Professional ratings
Review scores
| Source | Rating |
| SCMP | Star |
| GRIMM Gent | 8/10 |

==Track listing==

CD
| No. | Title | Lyrics | Music | Length |
|---|---|---|---|---|
| 1. | "Survivor^{[A]}" | Kamikaze Boy; Jean-Ken Johnny; | Kamikaze Boy; Todd Morse; Kemble Walters; | 4:29 |
| 2. | "Waiting for the Moment" | Jean-Ken Johnny | Jean-Ken Johnny | 3:58 |
| 3. | "Dive^{[B]}" | Jean-Ken Johnny | Jean-Ken Johnny | 4:24 |
| 4. | "Raise Your Flag^{[C]}" | Kamikaze Boy; Jean-Ken Johnny; | Kamikaze Boy | 4:05 |
| 5. | "Followers" | Jean-Ken Johnny | Jean-Ken Johnny | 4:20 |
| 6. | "The World's On Fire^{[D]}" | Jean-Ken Johnny; Shaun Lopez; | Jean-Ken Johnny; Morse; Walters; Lopez; | 4:05 |
| 7. | "Give It Away^{[E]}" | Jean-Ken Johnny | Jean-Ken Johnny; Morse; Walters; | 3:09 |
| 8. | "Seven Deadly Sins^{[F]}" | Jean-Ken Johnny; Kamikaze Boy; | Kamikaze Boy | 3:25 |
| 9. | "Mirror Mirror" | Jean-Ken Johnny | Jean-Ken Johnny; Lopez; | 3:24 |
| 10. | "Memories" | Jean-Ken Johnny; Kamikaze Boy; | Kamikaze Boy | 4:37 |
| 11. | "Far" | Jean-Ken Johnny | Jean-Ken Johnny; Lopez; | 4:06 |
| 12. | "Out of Control^{[G]}" (featuring Zebrahead) | Man With A Mission; Zebrahead; | Man With A Mission; Zebrahead; | 3:17 |
| 13. | "Wonderlands" (ワンダーランド) | Jean-Ken Johnny | Jean-Ken Johnny | 4:43 |
| Total length: |  |  |  | 52:02 |

==Charts==
===Album===

| Chart (2016) | Peak position |
|---|---|
| Japanese Albums (Oricon) | 3 |

===Singles===

| Title | Year | Peak positions |  |
| JPN Oricon | JPN Billboard |
| "Seven Deadly Sins" | 2015 | 2 | 2 |
| "Out of Control" (featuring Zebrahead) | 2 | 45 |
| "Raise Your Flag" | 3 | 2 |
| "Memories" | 2016 | 17 | 21 |

==Certifications==

| Region | Certification | Certified units/sales |
| Japan (RIAJ) | Gold | 100,000^{^} |
^{^} Shipments figures based on certification alone.

==Awards==
===MTV Video Music Awards Japan===

| Year | Nominee / work | Award | Result |
|---|---|---|---|
| 2015 | "Out of Control" (featuring Zebrahead) | Best Collaboration | Nominated |

==Personnel==
===Man with a Mission===
- Tokyo Tanaka – lead vocals
- Jean-Ken Johnny – electric guitar and co-lead vocals
- Kamikaze Boy – electric bass guitar and backing vocals
- DJ Santa Monica – electronic keyboards and DJing
- Spear Rib – drum kit

== Notes ==

 "Survivor" was chosen by Capcom to be the image song for the video game Street Fighter V.
 "Dive" was used as the theme song for Shinjuku Swan.
 "Raise Your Flag" was featured as the opening song for the anime Mobile Suit Gundam: Iron-Blooded Orphans.
 "The World's On Fire" was used on BMW Mini Clean Diesel commercial in Japan.

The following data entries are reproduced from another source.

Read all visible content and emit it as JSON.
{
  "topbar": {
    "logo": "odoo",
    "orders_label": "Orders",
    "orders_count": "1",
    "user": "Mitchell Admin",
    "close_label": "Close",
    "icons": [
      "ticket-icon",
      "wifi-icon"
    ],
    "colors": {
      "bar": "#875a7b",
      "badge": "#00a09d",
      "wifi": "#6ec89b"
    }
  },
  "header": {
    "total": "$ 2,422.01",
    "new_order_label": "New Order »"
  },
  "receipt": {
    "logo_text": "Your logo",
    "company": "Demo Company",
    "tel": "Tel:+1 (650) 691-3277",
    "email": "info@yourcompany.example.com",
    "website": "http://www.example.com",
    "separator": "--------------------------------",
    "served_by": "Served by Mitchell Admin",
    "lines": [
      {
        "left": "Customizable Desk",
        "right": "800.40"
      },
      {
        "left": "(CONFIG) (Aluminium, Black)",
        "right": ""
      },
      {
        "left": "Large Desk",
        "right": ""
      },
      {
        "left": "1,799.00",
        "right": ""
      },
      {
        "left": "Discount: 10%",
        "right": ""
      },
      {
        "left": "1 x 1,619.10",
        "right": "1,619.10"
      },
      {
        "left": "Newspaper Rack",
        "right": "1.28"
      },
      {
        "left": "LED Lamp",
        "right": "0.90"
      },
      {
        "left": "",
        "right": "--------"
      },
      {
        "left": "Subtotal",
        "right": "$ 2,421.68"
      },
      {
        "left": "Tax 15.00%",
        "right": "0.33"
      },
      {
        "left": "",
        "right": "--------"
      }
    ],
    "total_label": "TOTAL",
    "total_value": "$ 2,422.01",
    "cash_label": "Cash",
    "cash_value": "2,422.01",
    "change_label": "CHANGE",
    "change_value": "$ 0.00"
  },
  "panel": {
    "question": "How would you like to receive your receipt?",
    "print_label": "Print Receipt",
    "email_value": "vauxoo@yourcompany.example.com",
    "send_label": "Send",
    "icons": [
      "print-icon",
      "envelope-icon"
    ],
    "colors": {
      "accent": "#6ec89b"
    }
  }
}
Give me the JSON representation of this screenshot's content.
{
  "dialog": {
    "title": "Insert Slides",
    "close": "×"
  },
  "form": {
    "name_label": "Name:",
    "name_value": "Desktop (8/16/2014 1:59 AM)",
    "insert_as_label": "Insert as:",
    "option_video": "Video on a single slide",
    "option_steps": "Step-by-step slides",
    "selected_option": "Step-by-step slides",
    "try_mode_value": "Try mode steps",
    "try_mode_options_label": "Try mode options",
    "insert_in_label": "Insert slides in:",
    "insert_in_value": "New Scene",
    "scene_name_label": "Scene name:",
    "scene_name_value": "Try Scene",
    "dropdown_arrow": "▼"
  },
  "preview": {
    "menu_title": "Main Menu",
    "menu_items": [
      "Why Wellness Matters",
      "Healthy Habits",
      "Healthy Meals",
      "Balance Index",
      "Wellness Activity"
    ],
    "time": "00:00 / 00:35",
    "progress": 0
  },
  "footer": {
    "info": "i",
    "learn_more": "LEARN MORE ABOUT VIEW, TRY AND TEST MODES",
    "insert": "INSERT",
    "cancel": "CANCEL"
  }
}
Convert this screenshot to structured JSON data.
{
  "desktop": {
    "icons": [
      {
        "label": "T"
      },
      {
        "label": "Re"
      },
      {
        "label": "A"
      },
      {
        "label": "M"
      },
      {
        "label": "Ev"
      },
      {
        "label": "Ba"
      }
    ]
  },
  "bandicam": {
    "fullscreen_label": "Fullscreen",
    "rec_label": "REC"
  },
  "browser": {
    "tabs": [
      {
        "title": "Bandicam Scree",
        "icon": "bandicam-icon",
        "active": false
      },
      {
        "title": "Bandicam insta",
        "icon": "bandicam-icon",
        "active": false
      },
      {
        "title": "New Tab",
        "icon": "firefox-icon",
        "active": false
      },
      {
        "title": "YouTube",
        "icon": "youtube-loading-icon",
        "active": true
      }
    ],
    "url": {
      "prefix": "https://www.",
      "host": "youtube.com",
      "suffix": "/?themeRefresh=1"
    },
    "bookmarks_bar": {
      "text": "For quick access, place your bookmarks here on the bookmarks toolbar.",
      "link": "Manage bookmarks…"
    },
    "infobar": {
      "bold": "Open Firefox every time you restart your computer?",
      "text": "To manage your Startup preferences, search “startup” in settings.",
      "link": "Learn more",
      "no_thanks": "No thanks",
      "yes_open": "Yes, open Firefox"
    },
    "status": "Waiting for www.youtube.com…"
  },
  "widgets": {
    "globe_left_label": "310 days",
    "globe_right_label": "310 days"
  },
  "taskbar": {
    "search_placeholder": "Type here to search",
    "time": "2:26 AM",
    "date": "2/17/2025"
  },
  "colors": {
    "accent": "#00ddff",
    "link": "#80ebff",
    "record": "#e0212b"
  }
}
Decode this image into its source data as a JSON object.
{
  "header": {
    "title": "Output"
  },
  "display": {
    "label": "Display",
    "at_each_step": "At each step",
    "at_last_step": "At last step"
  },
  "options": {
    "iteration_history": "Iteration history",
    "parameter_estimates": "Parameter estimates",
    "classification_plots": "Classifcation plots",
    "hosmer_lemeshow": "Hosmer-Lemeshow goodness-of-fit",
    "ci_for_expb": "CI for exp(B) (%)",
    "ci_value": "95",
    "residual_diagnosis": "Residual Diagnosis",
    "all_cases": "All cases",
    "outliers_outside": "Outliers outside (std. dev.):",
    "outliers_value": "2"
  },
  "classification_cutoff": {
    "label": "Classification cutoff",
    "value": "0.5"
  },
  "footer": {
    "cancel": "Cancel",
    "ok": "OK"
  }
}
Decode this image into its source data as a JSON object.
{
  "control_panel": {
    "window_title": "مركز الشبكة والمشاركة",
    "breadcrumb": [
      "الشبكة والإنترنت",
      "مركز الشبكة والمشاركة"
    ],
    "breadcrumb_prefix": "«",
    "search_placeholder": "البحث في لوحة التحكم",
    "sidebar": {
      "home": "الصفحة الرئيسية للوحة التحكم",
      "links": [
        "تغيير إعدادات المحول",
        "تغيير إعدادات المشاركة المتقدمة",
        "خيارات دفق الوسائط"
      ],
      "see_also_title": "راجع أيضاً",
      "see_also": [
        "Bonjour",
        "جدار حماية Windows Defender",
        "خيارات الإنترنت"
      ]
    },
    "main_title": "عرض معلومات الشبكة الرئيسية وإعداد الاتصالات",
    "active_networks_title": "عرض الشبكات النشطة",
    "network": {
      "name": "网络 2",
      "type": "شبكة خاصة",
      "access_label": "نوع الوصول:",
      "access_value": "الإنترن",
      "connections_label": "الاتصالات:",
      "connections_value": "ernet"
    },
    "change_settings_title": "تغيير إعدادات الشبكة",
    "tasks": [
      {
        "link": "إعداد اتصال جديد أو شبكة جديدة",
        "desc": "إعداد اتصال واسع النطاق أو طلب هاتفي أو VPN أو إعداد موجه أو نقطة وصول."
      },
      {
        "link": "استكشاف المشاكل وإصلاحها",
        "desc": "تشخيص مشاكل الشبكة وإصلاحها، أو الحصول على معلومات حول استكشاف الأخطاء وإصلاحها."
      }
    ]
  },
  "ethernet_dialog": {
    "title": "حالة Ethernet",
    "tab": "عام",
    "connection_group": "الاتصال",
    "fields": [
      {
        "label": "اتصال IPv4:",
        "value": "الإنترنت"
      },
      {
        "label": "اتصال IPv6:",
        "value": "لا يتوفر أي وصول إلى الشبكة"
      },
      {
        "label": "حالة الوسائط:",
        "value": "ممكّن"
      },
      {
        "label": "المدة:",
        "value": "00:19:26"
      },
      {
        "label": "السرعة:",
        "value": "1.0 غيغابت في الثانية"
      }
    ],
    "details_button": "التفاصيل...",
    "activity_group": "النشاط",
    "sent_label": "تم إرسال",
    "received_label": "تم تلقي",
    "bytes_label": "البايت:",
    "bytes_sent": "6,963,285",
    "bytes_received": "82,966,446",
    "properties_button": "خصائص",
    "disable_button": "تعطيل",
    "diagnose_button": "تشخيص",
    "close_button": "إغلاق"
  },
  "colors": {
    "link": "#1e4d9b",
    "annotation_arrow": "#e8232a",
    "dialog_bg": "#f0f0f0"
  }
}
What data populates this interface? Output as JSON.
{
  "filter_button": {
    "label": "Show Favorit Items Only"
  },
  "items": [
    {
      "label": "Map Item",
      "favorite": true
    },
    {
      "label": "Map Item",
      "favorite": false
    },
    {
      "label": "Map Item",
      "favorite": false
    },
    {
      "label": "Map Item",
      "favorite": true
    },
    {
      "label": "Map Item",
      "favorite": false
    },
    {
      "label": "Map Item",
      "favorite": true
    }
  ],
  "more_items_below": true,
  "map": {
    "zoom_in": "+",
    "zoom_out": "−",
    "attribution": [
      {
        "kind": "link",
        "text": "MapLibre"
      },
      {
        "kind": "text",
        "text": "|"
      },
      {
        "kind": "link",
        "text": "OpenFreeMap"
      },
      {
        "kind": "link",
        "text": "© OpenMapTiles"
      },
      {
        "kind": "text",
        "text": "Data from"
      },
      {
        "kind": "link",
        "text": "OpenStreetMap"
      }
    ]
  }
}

 "Give It Away" was used as the image song for Point Break (X-ミッション X-Mission).
 "Seven Deadly Sins" was featured as the opening song for the anime The Seven Deadly Sins.
 "Out of Control" was chosen as the ending theme song for the Japanese dub release of Mad Max: Fury Road.